Do tempo colhe-se a sabedoria. Sendo testemunha dos acontecimentos, o tempo relativiza as coisas e imprime uma nova expressão à vida. Disso sabe o povo no dito "o tempo é bom conselheiro". Lembrei-me disso ao rever Ana Maria Matute e a ideia-chave dessa entrevista: "A vida é magia".
Ninguém de bom senso pode deixar de concordar com a conhecida novelista espanhola, nascida em 1926 em Barcelona. Por ela passou já muito tempo de vida, anos que marcaram indelevelmente a sua infância.

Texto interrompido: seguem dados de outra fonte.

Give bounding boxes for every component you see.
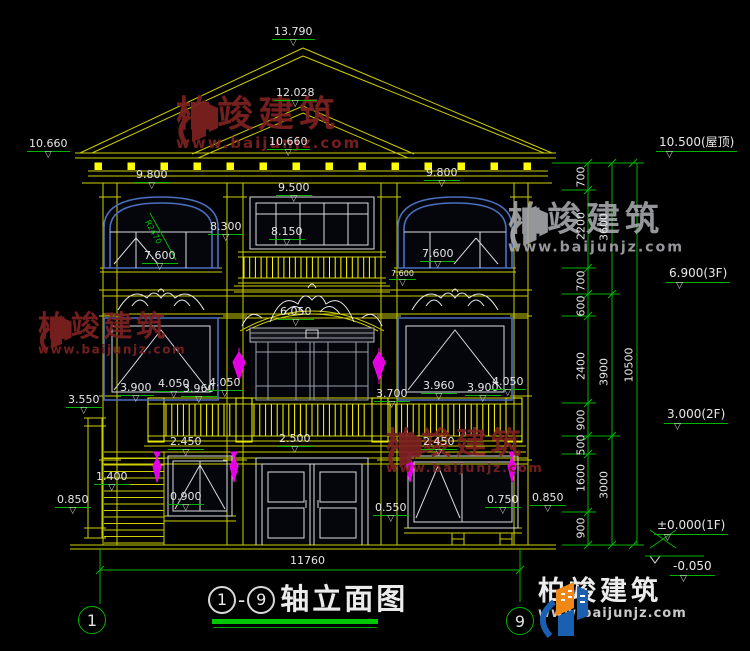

Para o mundo literário transpôs a experiência da vida que será sempre mágica e sem rancores. É a dimensão dessa sabedoria que apetece conhecer na obra da novelista que foi galardoada com o último prémio Cervantes. Dado que em Portugal é ainda quase uma ilustre desconhecida, transcrevo um extracto do jornal i.
"Se ganhasse o Prémio Cervantes desatava aos saltos. Bem... Aos saltos espirituais", disse a escritora Ana María Matute, de 85 anos, ao jornal "El País". Uma semana antes da entrega do galardão mais importante da literatura espanhola, a frase soava a profecia. Mas a sua inseparável bengala não permitiu que materializasse a promessa quando recebeu o Prémio Cervantes 2010. "Sinto-me enormemente emocionada, contentíssima, enormemente feliz e contente porque me deram um prémio que me encanta", afirmou Ana María Matute na quarta-feira quando soube que era a vencedora.
A eterna candidata à mais importante distinção da literatura espanhola é a terceira mulher a receber o prémio que vale 125 mil euros, depois da espanhola María Zambrano e da poetisa cubana Dulce María Loynaz. O Cervantes é entregue de forma alternada a escritores espanhóis e latino-americanos, no ano passado foi para o mexicano José Emilio Pacheco. "Acho que o prémio está mais que bem atribuído, ela merece o Nobel pela obra que tem. Ana María Matute escreve sobre temas sociais, com uma prosa muito poética. Ela consegue pôr-nos os problemas da vida de forma pungente e comovedora", diz ao i Paula Nascimento, editora da divisão portuguesa da Planeta que publica os livros da autora.
Mario Vargas Llosa, amigo da escritora, parece concordar com a editora portuguesa. O Prémio Nobel da Literatura 2010 afirmou à RTVE que Ana María Matute "possui uma das obras mais ricas da literatura contemporânea em língua espanhola".Bosque Publicou o primeiro romance, "Pequeño Teatro", aos 17 anos e recebeu logo o Prémio Planeta. Antes, tinha-se estreado com um conto na imprensa, depois de o pai a autorizar formalmente a publicar. Ficou tão emocionada que comprou quatro exemplares para guardar o "El chico de al lado". "O escritor nasce, não se faz: é uma questão de ser ou não ser", defende a autora que começou a escrever aos 5 anos. Frágil, mas ainda cheia de energia, Ana María Matute está neste momento a terminar o que diz ser o seu último livro. Quanto ao tema, nem uma palavra.Paula Nascimento, a editora portuguesa, defende que o que melhor caracteriza os livros de Matute é a humanidade. "Ela é muito sofrida e aborda os temas mais marcantes da sociedade, da guerra civil espanhola, que viveu, aos sem terra."
Mas há ainda outro lado na literatura da escritora que nasceu em 1925 em Barcelona: o imaginário e a natureza. Com 4 anos quase morreu, com um problema nos rins, e foi passar um período no campo com os avós, em San Mansilla de la Sierra. Aí descobriu o bosque. "A natureza e eu entendemo-nos bem. Pertenço ao bosque", explicou a professora universitária que se divorciou nos anos 60 e ficou sem poder ver o filho durante anos.
Considerada uma das autoras mais importantes da época posterior à Guerra Civil Espanhola - com mais de 40 obras traduzidas em 20 línguas - nunca foi muito famosa em Portugal. Antes da Editora Planeta, outras chancelas nacionais publicaram as suas obras. Pode ser que desta vez o público dê mais atenção à autora intitulada "fada do bosque". A editora Paula Nascimento revelou ao i que vão ser traduzidos mais livros da catalã. Estão em debate vários títulos e em breve se saberá quais são."